L'ancien aumônier militaire cherche à unir les communautés et à établir un agenda plus progressiste et plus égalitaire

Le Grand Rabbin Haim Korsia (au centre), avec le président du Consistoire Joël Mergui (à gauche), et les officiers de l'armée française dans une synagogue à Paris, le 6 novembre 2014. (Crédit : JTA / Alain Azria)
Le Grand Rabbin Haim Korsia (au centre), avec le président du Consistoire Joël Mergui (à gauche), et les officiers de l'armée française dans une synagogue à Paris, le 6 novembre 2014. (Crédit : JTA / Alain Azria)

La première chose que Haim Korsia a faite après être devenu Grand Rabbin de France, a été de nettoyer en profondeur son nouveau bureau.

Ensuite, il l’a redécoré pour donner à l’espace un look plus moderne, plaçant au milieu des volumes saints de sa bibliothèque une maquette de 30 pouces d’un sous-marin nucléaire – un souvenir de sa précédente fonction d’aumônier général des armées.

Mais ce que Korsia, âgé de 51 ans, a fait ensuite a convaincu de nombreux Juifs français que cet homme court et énergique, qui a pris ses fonctions en juin, était sérieux au sujet de la modernisation des institutions religieuses d’une communauté en crise encore sous le choc de l’augmentation des violences antisémites d’une part et des scandales impliquant ses deux prédécesseurs d’autre part.
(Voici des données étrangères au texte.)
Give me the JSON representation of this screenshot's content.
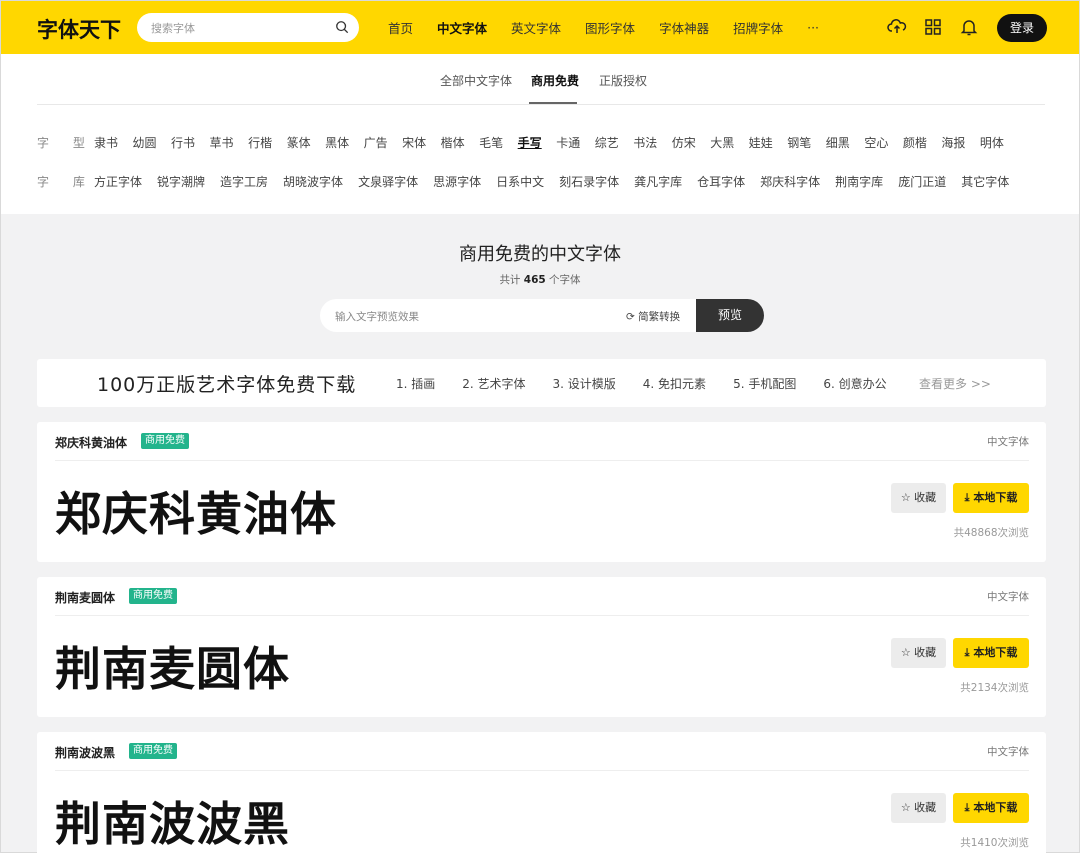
{
  "header": {
    "logo": "字体天下",
    "search_placeholder": "搜索字体",
    "nav": [
      "首页",
      "中文字体",
      "英文字体",
      "图形字体",
      "字体神器",
      "招牌字体",
      "···"
    ],
    "nav_active_index": 1,
    "login": "登录",
    "accent_color": "#ffd700"
  },
  "tabs": {
    "items": [
      "全部中文字体",
      "商用免费",
      "正版授权"
    ],
    "active": "商用免费"
  },
  "filters": {
    "type_label": "字 型",
    "type_options": [
      "隶书",
      "幼圆",
      "行书",
      "草书",
      "行楷",
      "篆体",
      "黑体",
      "广告",
      "宋体",
      "楷体",
      "毛笔",
      "手写",
      "卡通",
      "综艺",
      "书法",
      "仿宋",
      "大黑",
      "娃娃",
      "钢笔",
      "细黑",
      "空心",
      "颜楷",
      "海报",
      "明体"
    ],
    "type_selected": "手写",
    "library_label": "字 库",
    "library_options": [
      "方正字体",
      "锐字潮牌",
      "造字工房",
      "胡晓波字体",
      "文泉驿字体",
      "思源字体",
      "日系中文",
      "刻石录字体",
      "龚凡字库",
      "仓耳字体",
      "郑庆科字体",
      "荆南字库",
      "庞门正道",
      "其它字体"
    ]
  },
  "hero": {
    "title": "商用免费的中文字体",
    "count_prefix": "共计",
    "count": "465",
    "count_suffix": "个字体",
    "preview_placeholder": "输入文字预览效果",
    "convert_label": "简繁转换",
    "preview_button": "预览"
  },
  "banner": {
    "headline": "100万正版艺术字体免费下载",
    "links": [
      "1. 插画",
      "2. 艺术字体",
      "3. 设计模版",
      "4. 免扣元素",
      "5. 手机配图",
      "6. 创意办公"
    ],
    "more": "查看更多 >>"
  },
  "fonts": [
    {
      "name": "郑庆科黄油体",
      "badge": "商用免费",
      "category": "中文字体",
      "sample": "郑庆科黄油体",
      "fav": "☆ 收藏",
      "download": "⤓ 本地下载",
      "views": "共48868次浏览"
    },
    {
      "name": "荆南麦圆体",
      "badge": "商用免费",
      "category": "中文字体",
      "sample": "荆南麦圆体",
      "fav": "☆ 收藏",
      "download": "⤓ 本地下载",
      "views": "共2134次浏览"
    },
    {
      "name": "荆南波波黑",
      "badge": "商用免费",
      "category": "中文字体",
      "sample": "荆南波波黑",
      "fav": "☆ 收藏",
      "download": "⤓ 本地下载",
      "views": "共1410次浏览"
    }
  ]
}
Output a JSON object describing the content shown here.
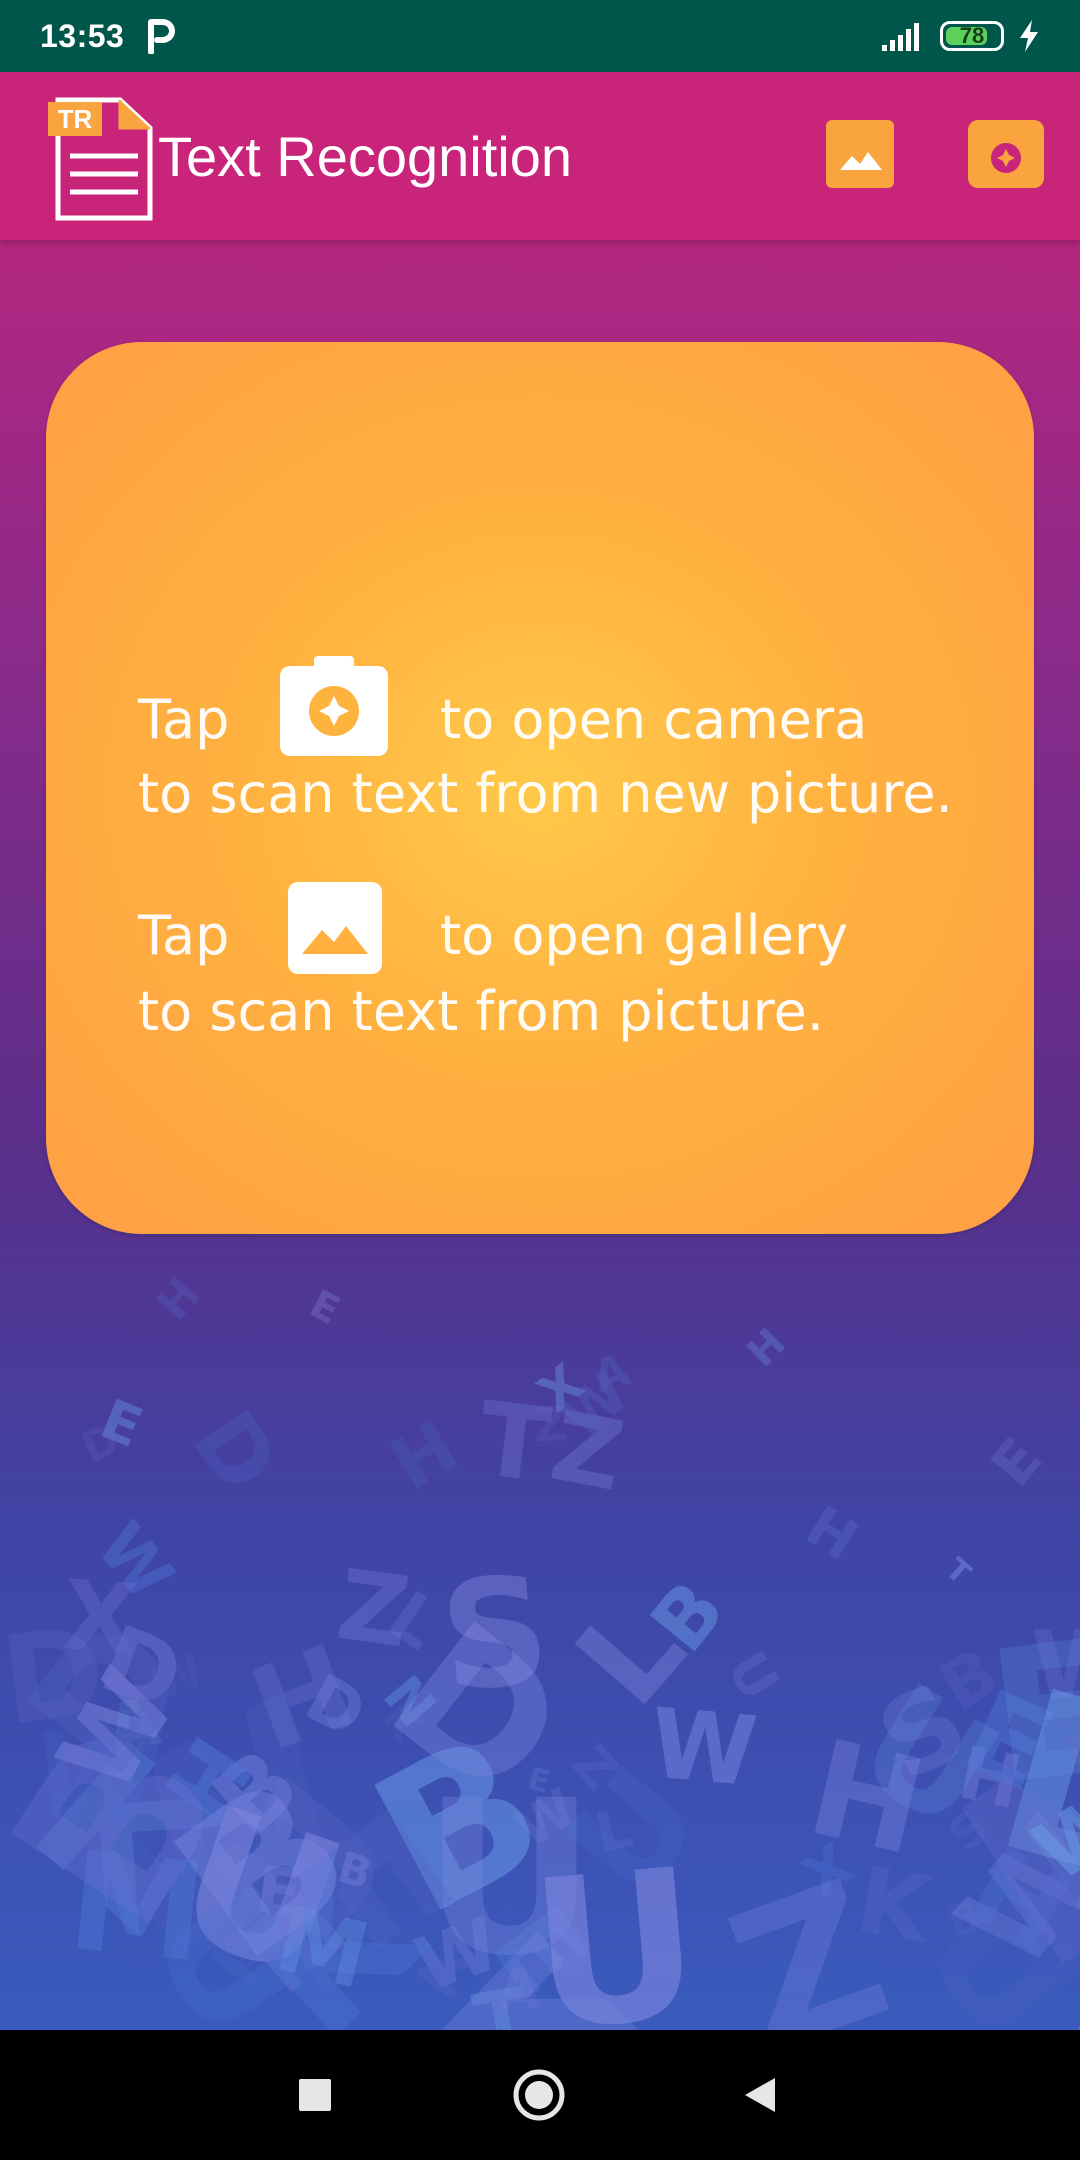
{
  "status": {
    "time": "13:53",
    "battery": "78",
    "battery_level": 0.78
  },
  "toolbar": {
    "title": "Text Recognition",
    "logo_badge": "TR"
  },
  "card": {
    "camera_tap": "Tap",
    "camera_action": "to open camera",
    "camera_desc": "to scan text from new picture.",
    "gallery_tap": "Tap",
    "gallery_action": "to open gallery",
    "gallery_desc": "to scan text from picture."
  },
  "colors": {
    "status_bar": "#00564b",
    "toolbar": "#c8247a",
    "accent": "#f9a43e",
    "card_center": "#ffc94a",
    "card_edge": "#ff9f45"
  },
  "icons": {
    "gallery": "image-icon",
    "camera": "camera-icon",
    "nav_recents": "square-icon",
    "nav_home": "circle-icon",
    "nav_back": "triangle-back-icon"
  },
  "background_letters": [
    "W",
    "Z",
    "U",
    "E",
    "D",
    "T",
    "U",
    "B",
    "K",
    "H",
    "X",
    "E",
    "W",
    "S",
    "H",
    "M",
    "A",
    "B",
    "D",
    "E",
    "W",
    "U",
    "N",
    "K",
    "Z",
    "L",
    "H",
    "W",
    "E",
    "B",
    "D"
  ]
}
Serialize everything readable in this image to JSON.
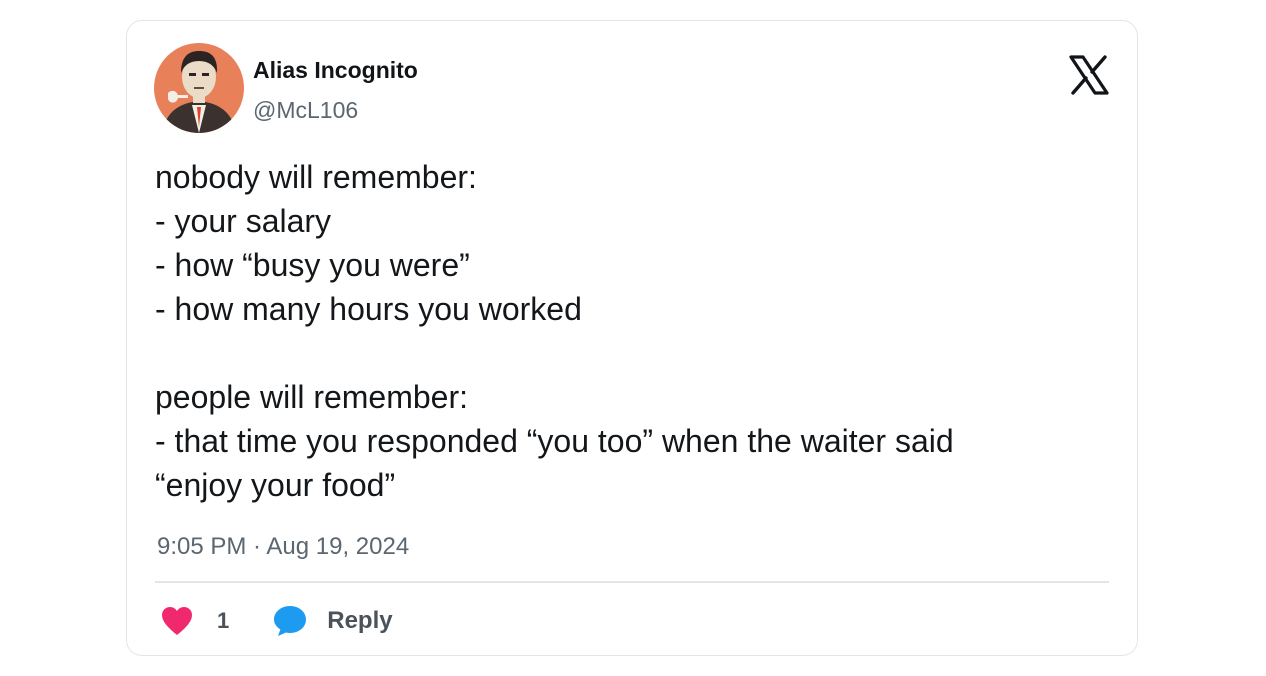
{
  "author": {
    "display_name": "Alias Incognito",
    "handle": "@McL106",
    "avatar_icon": "profile-photo-avatar"
  },
  "platform_icon": "x-logo-icon",
  "tweet": {
    "lines": [
      "nobody will remember:",
      "- your salary",
      "- how “busy you were”",
      "- how many hours you worked",
      "",
      "people will remember:",
      "- that time you responded “you too” when the waiter said",
      "“enjoy your food”"
    ],
    "timestamp": "9:05 PM · Aug 19, 2024"
  },
  "actions": {
    "like_icon": "heart-icon",
    "like_count": "1",
    "reply_icon": "speech-bubble-icon",
    "reply_label": "Reply"
  },
  "colors": {
    "heart": "#f0296f",
    "reply": "#1d9bf0",
    "avatar_bg": "#e8805a",
    "border": "#e3e6e8",
    "text": "#14171a",
    "muted": "#5b6670"
  }
}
En juillet, Korsia a nommé une femme, Dolly Touitou, à l’un des deux nouveaux postes créés pour traiter les plaintes contre les services religieux de la communauté organisée – une initiative audacieuse dans une communauté majoritairement séfarade, qui a été plus lente que les autres à embrasser l’idée de l’égalité des sexes. Avant 1990, les femmes ne pouvaient pas voter aux élections du Consistoire, et elles ne pouvaient pas y être élues avant 2006, jusqu’à ce que la justice annule cette interdiction.

« La nomination d’une femme a constitué un signal de la position du rabbin Korsia sur le rôle des femmes dans la communauté juive », a déclaré Rabbi Moché Lewin, un de ses conseillers et ami.

Korsia a également pris une position peu orthodoxe sur les enfants nés de mères non-juives et de pères juifs, les enlaçant comme la « semence d’Israël », même s’ils ne sont pas considérés comme juifs selon la loi religieuse traditionnelle. Il a également émis une directive à l’encontre de quiconque refuserait d’accorder à sa femme un acte de divorce religieux en réponse à un scandale qui a éclaboussé son prédécesseur.

Pourtant Korsia semble réticent à exagérer son programme progressiste. Ce qui est compréhensible dans un pays où des Grands Rabbins régionaux parlent ouvertement de l’obligation des femmes de servir lleurs maris et où, pas plus tard qu’en 2006, un Grand Rabbin régional de Strasbourg s’était opposé à l’élection d’une femme à un poste de direction au sein de sa communauté.

« Je ne dirais pas que nous avons besoin de réformes, mais, oui, nous avons besoin de changement, tout à fait », a déclaré Korsia à JTA dans son bureau au siège du Consistoire, l’organisation orthodoxe qui l’emploie et qui prodigue depuis sa création il y a deux siècles sous Napoléon les services religieux à la communauté juive de France.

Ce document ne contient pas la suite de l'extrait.